No comando no Cruzeiro, o técnico Marcelo Oliveira conquistou 78,95% de aproveitamento - Washington Alves/Vipcomm
No comando no Cruzeiro, o técnico Marcelo Oliveira conquistou 78,95% de aproveitamento Imagem: Washington Alves/Vipcomm

Luiz Augusto Simon

Do UOL, em São Paulo

14/11/2013 06h10

Analistas políticos dizem que, se quiser ganhar a eleição presidencial do ano que vem, o ex-governador Aécio Neves precisa ter uma votação espetacular em Minas Gerais, seu estado. Poderia buscar a receita com Marcelo Oliveira, técnico do Cruzeiro, e que também é adorado por torcedores do Galo. Uma unanimidade que, se não existe, é muito mais por conta dos americanos do que de torcedores dos grandes rivais.

As estatísticas no Cruzeiro impressionam. O clube, que ganha novamente um título brasileiro após dez anos, tem com seu time sob o comando de Marcelo Oliveira 43 vitórias em 57 jogos, além de seis empates e oito derrotas. É um aproveitamento de 78,95%.

Os números de Oliveira no Atlético explicam por que ele é respeitado pelos dois lados. Ainda como jogador do Galo, fez 104 gols em 285 partidas, vencendo 173 delas.
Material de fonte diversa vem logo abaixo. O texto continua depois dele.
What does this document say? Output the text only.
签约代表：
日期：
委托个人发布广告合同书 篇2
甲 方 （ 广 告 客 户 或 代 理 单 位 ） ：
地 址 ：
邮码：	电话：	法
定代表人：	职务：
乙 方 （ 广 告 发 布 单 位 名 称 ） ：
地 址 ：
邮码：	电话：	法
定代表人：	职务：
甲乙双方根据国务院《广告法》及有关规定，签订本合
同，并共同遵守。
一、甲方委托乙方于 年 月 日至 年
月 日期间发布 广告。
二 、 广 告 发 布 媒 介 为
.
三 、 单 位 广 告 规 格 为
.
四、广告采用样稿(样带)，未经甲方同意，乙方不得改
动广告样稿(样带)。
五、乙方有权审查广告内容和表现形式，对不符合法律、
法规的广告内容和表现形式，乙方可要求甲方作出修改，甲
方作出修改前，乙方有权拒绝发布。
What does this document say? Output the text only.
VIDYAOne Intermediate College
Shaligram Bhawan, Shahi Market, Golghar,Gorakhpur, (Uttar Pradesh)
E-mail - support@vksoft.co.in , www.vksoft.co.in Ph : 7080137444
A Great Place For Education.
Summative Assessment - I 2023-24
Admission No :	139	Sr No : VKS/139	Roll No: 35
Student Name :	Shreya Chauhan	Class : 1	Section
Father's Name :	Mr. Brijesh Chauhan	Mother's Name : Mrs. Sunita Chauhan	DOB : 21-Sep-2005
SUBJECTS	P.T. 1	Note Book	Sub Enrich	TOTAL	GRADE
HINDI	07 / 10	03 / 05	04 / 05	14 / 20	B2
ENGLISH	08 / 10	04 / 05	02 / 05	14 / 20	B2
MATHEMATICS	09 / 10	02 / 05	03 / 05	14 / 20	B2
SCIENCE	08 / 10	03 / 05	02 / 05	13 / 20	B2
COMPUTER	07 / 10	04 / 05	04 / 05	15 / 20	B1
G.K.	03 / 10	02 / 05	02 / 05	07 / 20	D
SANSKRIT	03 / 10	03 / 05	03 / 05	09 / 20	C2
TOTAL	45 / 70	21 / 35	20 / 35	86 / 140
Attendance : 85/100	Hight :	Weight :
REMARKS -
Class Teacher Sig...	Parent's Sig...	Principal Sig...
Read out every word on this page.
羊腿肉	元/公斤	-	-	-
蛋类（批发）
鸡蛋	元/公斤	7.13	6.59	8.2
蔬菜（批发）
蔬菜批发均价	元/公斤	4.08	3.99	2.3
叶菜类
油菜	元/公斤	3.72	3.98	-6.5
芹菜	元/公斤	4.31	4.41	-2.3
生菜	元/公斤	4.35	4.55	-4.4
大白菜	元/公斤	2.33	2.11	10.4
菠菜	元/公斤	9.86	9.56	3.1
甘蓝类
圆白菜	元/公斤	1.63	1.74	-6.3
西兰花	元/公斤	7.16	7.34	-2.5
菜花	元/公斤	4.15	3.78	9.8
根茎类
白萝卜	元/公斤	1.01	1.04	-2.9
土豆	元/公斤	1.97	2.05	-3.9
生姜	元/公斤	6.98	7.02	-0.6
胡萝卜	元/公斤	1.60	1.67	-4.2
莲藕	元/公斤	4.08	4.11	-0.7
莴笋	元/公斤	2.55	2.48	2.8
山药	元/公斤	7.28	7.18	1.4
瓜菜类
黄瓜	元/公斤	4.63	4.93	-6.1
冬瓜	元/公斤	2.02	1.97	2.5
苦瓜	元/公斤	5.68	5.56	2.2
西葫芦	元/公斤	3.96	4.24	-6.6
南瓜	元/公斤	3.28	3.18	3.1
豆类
Foi quatro vezes campeão mineiro.

Tamanho sucesso no inimigo foi a causa da rejeição inicial de Marcelo Oliveira no Cruzeiro. Os 30 torcedores que protestavam no Mineirão no dia em que assinou contrato não estavam preocupados com o mau rendimento de Marcelo no Vasco – dez  jogos, duas vitórias, dois empates e seis derrotas -  ou de seu sucesso no Coritiba, quando foi bicampeão paranaense e vice da Copa do Brasil por dois anos seguidos. Estavam incomodados mesmo é com o fato de serem dirigidos por um ídolo do Galo.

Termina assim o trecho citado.